N.E. Vains’ Running Down Pylons delivers that kind of glorious, basement-level destruction. You know, back in the ’70s when every basement had those flimsy swinging room-dividing doors, and your skinny 130-pound frame suddenly ripped them clean off the hinges in a fit of imagined superhuman strength? The day you went from sand-kicked weakling to full Charles Atlas mail-order muscle miracle? That’s this record. N.E. Vains are the unlikely heroes with X-ray vision glasses, and in seventeen lean minutes, they turn victims into bullies — or at least make you feel like you could be one. Swoon. Heroes without a cape.
Clocking in at a tight seventeen minutes, the record wastes zero time pretending to be polite(they never say please). It kicks the door open, knocks over your drink after gobbling down the swill.
From the opening blast of “Kicked Off the VPN,” the LP hits with a ragged, sweaty swagger that lands somewhere between the sleazy stomp of The Humpers, the snotty punch of The Pagans, and the unfiltered rawness of Candysnatchers. Toss in a long-overdue reminder of NYC’s The Bullys, shake it hard with a dose of Rick Sims-Didjits, and you’re circling the particular brand of chaos N.E. Vains are firing through your already stiletto-slashed speakers.

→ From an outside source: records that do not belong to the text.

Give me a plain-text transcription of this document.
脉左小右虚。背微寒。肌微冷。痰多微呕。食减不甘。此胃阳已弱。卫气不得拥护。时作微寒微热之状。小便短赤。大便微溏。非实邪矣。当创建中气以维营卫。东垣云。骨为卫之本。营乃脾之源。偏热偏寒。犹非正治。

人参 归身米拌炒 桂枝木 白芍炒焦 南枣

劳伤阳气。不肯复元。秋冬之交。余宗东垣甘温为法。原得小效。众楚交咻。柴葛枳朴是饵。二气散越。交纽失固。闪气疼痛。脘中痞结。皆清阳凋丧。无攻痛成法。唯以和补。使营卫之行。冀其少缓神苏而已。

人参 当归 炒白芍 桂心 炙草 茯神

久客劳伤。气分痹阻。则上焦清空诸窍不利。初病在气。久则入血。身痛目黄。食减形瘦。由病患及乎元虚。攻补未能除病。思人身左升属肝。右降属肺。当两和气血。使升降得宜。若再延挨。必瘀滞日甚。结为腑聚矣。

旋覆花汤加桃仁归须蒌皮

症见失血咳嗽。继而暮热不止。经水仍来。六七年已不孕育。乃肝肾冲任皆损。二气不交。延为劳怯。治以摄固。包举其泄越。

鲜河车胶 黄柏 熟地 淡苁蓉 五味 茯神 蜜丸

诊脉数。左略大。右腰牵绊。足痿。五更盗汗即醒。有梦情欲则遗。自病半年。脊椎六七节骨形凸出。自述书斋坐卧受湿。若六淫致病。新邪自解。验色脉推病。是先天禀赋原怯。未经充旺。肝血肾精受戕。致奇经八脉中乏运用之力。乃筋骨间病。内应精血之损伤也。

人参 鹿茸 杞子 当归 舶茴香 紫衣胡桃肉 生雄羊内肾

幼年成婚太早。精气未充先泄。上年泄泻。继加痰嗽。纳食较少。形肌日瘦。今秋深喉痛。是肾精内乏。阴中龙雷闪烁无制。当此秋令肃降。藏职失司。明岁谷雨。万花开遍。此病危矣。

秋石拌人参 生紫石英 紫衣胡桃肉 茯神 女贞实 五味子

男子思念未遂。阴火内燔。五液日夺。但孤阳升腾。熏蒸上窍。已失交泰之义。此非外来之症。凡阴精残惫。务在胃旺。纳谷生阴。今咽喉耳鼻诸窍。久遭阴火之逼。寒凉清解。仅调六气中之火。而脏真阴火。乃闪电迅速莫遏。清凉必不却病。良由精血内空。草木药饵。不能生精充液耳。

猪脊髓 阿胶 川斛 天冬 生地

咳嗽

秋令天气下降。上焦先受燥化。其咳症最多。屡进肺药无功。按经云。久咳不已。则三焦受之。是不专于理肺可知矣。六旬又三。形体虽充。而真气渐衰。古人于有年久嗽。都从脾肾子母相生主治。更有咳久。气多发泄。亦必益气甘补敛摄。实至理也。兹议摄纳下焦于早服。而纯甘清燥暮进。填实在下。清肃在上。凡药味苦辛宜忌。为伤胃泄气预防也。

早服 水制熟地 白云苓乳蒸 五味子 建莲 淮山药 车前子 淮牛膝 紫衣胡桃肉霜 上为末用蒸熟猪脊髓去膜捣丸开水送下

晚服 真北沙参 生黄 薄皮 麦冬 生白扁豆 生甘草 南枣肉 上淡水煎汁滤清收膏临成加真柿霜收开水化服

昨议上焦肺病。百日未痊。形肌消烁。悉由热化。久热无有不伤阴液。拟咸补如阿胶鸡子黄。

Most songs barely crack the two-minute mark, but that’s more than enough time for razor-wire, take-your-head-off riffs, pounding drums, and vocals that sound like they were recorded immediately after a studio fisticuff. “Six for 36” barrels forward like a stolen car — look ma, no brakes — while “The Grounds” sneaks in a slightly twangy rock ’n’ roll undercurrent, reminding you this isn’t just punk velocity for velocity’s sake. There’s gutter-level garage rock in the infested bloodstream. Every track feels like the last song of the night, played louder and faster (Just like The Dictators bellowed) because the power might get cut at any second. Zap. Old Smokey’s frying more than bacon.
N.E. Vains aren’t trying to reinvent punk rock — they’re reminding you why it was fun in the first place, delivered with a shit-eating grin and zero apologies. This is beer-soaked, attitude-heavy, riff-driven rock ’n’ roll that feels just a little bit dangerous and a whole lot alive. Danger, Danger Will Robinson.
A snarling blast of garage-punk attitude — The Humpers grit, Pagans sneer, Candysnatchers rawness, and a Didjits-fueled kick all rolled into one loud, satisfying punch, straight from the sweaty dangling gonads of rock ’n’ roll.